School teachers use assessments to hold students accountable for learning. States use assessments to hold districts, schools and principals accountable for student achievement. For example, the No Child Left Behind law of 2001 holds 50 million students and their 80,000 schools accountable through the use of state-administered assessments called  “standardized tests” that occur once a year and are constructed using multiple-choice questions. However, the negative consequences of standardized tests—a narrowing of the curriculum into a test-prep drilling of basic skills such as rote memorization—have prompted school reformers to design more rigorous tests of student knowledge. Performance assessments emphasize critical thinking skills and demand students to demonstrate their understanding of academic material.

TCG’s Response

For professional theatre education directors, assessment has become very important to programming. For several years the issue of assessment has been written about in TCG Centerpieces, and discussed in teleconferences and at Crossing Paths. A key question that keeps coming up during these field discussions is: how can assessment be used to improve teaching and learning in education departments in American theatres?

TCG’s Initiative

In response to this important question, TCG and ASSITEJ/USA launched a project entitled, Building a National TEAM: Theatre Education Assessment Models with generous support from the National Endowment for the Arts, the Esther B. Kahn Charitable Foundation and the Max & Victoria Dreyfus Foundation. Laurie Baskin, TCG’s director of government and education programs convened a group of 10 education directors from TCG and ASSITEJ theatres across the country, beginning a two-year process of creating assessment models for the field. With the help of a national assessment consultant, Robert Southworth, the goal has resulted in the creation of more than 15 flexible models or templates that can be transported and modified to fit the needs of an individual theatre’s range of programming.

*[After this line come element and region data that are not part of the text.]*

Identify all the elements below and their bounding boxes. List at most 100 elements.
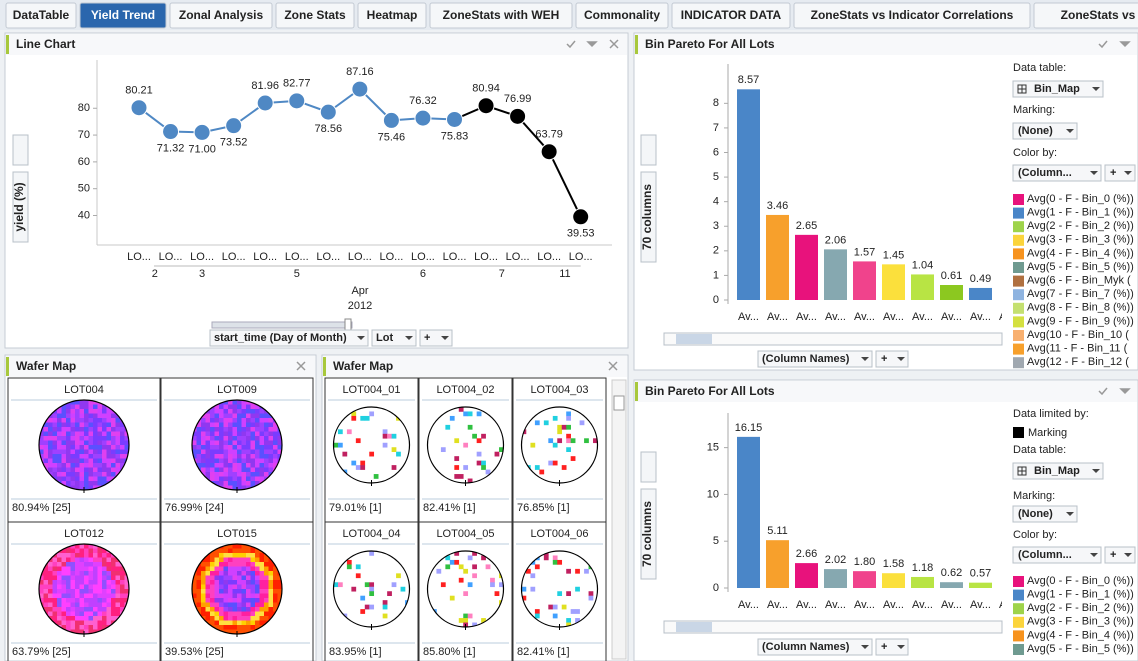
legend-swatch	[1013, 289, 1024, 301]
field-selector[interactable]	[1012, 462, 1104, 480]
selector[interactable]	[371, 329, 417, 347]
axis-control[interactable]	[640, 171, 657, 263]
tab[interactable]	[429, 2, 573, 29]
tab[interactable]	[575, 2, 669, 29]
selector[interactable]	[1104, 546, 1136, 564]
die	[84, 427, 89, 432]
field-selector[interactable]	[1012, 546, 1102, 564]
scroll-thumb[interactable]	[613, 395, 625, 411]
die	[241, 463, 247, 468]
tab[interactable]	[5, 2, 77, 29]
scroll-thumb[interactable]	[676, 334, 712, 344]
selector[interactable]	[875, 638, 909, 656]
close-icon[interactable]	[608, 361, 618, 371]
axis-control[interactable]	[640, 134, 657, 166]
tab[interactable]	[793, 2, 1031, 29]
die	[259, 454, 265, 459]
legend-label: Avg(0 - F - Bin_0 (%))	[1027, 193, 1134, 205]
die	[124, 575, 129, 581]
tab-label[interactable]: Yield Trend	[91, 8, 155, 22]
check-icon[interactable]	[1098, 387, 1108, 396]
die	[84, 463, 89, 468]
selector-label[interactable]: +	[881, 641, 887, 653]
tab[interactable]	[169, 2, 273, 29]
tab-label[interactable]: ZoneStats vs In	[1061, 8, 1138, 22]
selector-label[interactable]: +	[1110, 167, 1116, 179]
slider[interactable]	[211, 321, 353, 329]
die	[93, 463, 98, 468]
tab[interactable]	[671, 2, 791, 29]
slider-handle[interactable]	[344, 318, 352, 332]
scrollbar[interactable]	[611, 379, 627, 660]
die	[75, 589, 80, 594]
axis-control[interactable]	[12, 134, 29, 166]
die	[570, 438, 576, 444]
selector[interactable]	[209, 329, 369, 347]
tab-label[interactable]: Zonal Analysis	[179, 8, 264, 22]
field-value[interactable]: (Column...	[1018, 167, 1072, 179]
tab[interactable]	[275, 2, 355, 29]
axis-control[interactable]	[640, 488, 657, 580]
scroll-thumb[interactable]	[676, 622, 712, 632]
field-value[interactable]: Bin_Map	[1034, 465, 1080, 477]
tab-label[interactable]: Commonality	[584, 8, 660, 22]
selector-label[interactable]: Lot	[376, 332, 393, 344]
check-icon[interactable]	[1098, 40, 1108, 49]
selector[interactable]	[757, 350, 873, 368]
field-selector[interactable]	[1012, 80, 1104, 98]
die	[552, 559, 558, 565]
die	[102, 593, 107, 599]
field-value[interactable]: (Column...	[1018, 549, 1072, 561]
close-icon[interactable]	[609, 39, 619, 49]
selector-label[interactable]: +	[424, 332, 430, 344]
selector[interactable]	[875, 350, 909, 368]
field-value[interactable]: (None)	[1018, 125, 1053, 137]
field-value[interactable]: Bin_Map	[1034, 83, 1080, 95]
lot-label: LOT004_03	[530, 384, 588, 396]
tab-label[interactable]: Heatmap	[367, 8, 418, 22]
menu-icon[interactable]	[1119, 388, 1131, 395]
axis-control[interactable]	[12, 171, 29, 243]
tab-label[interactable]: ZoneStats with WEH	[443, 8, 560, 22]
die	[246, 544, 251, 549]
die	[557, 438, 563, 444]
die	[201, 445, 206, 450]
die	[552, 442, 558, 448]
selector-label[interactable]: start_time (Day of Month)	[214, 332, 347, 344]
axis-controls[interactable]	[12, 134, 657, 580]
selector[interactable]	[1104, 164, 1136, 182]
field-value[interactable]: (None)	[1018, 508, 1053, 520]
die	[102, 476, 107, 482]
selector-label[interactable]: (Column Names)	[762, 641, 850, 653]
tab[interactable]	[1033, 2, 1138, 29]
selector-label[interactable]: (Column Names)	[762, 353, 850, 365]
selector-label[interactable]: +	[1110, 549, 1116, 561]
header-icons[interactable]	[296, 39, 1131, 396]
die	[396, 451, 401, 457]
die	[552, 604, 558, 610]
y-tick-label: 4	[713, 196, 719, 208]
die	[57, 562, 62, 567]
field-selector[interactable]	[1012, 122, 1078, 140]
tab-label[interactable]: Zone Stats	[284, 8, 346, 22]
field-selector[interactable]	[1012, 505, 1078, 523]
axis-control[interactable]	[640, 451, 657, 483]
menu-icon[interactable]	[1119, 41, 1131, 48]
selector[interactable]	[757, 638, 873, 656]
tab[interactable]	[357, 2, 427, 29]
field-selector[interactable]	[1012, 164, 1102, 182]
menu-icon[interactable]	[586, 41, 598, 48]
scrollbar[interactable]	[663, 332, 1003, 346]
close-icon[interactable]	[296, 361, 306, 371]
tab-label[interactable]: DataTable	[13, 8, 70, 22]
die	[259, 409, 265, 414]
scrollbar[interactable]	[663, 620, 1003, 634]
die	[223, 611, 229, 617]
check-icon[interactable]	[566, 40, 576, 49]
selector-label[interactable]: +	[881, 353, 887, 365]
selector[interactable]	[419, 329, 453, 347]
tab-label[interactable]: INDICATOR DATA	[681, 8, 782, 22]
tab-label[interactable]: ZoneStats vs Indicator Correlations	[811, 8, 1014, 22]
field-label: Marking:	[1013, 104, 1055, 116]
tab[interactable]	[79, 2, 167, 29]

TCG is pleased to continue work on the TEAM project, and with generous funding from the Dana Foundation, between 2008 and 2010, TCG plans to 1) Repeat the Assessment Training to bring more Education Directors into our fledgling national assessment community; 2) Add another step in the training – once the surveys and other assessment models have been developed and gathered, training will be offered to aide education directors in tabulating these results – what claims can theatre educators make about student learning? 3) Continue to build the TEAM website.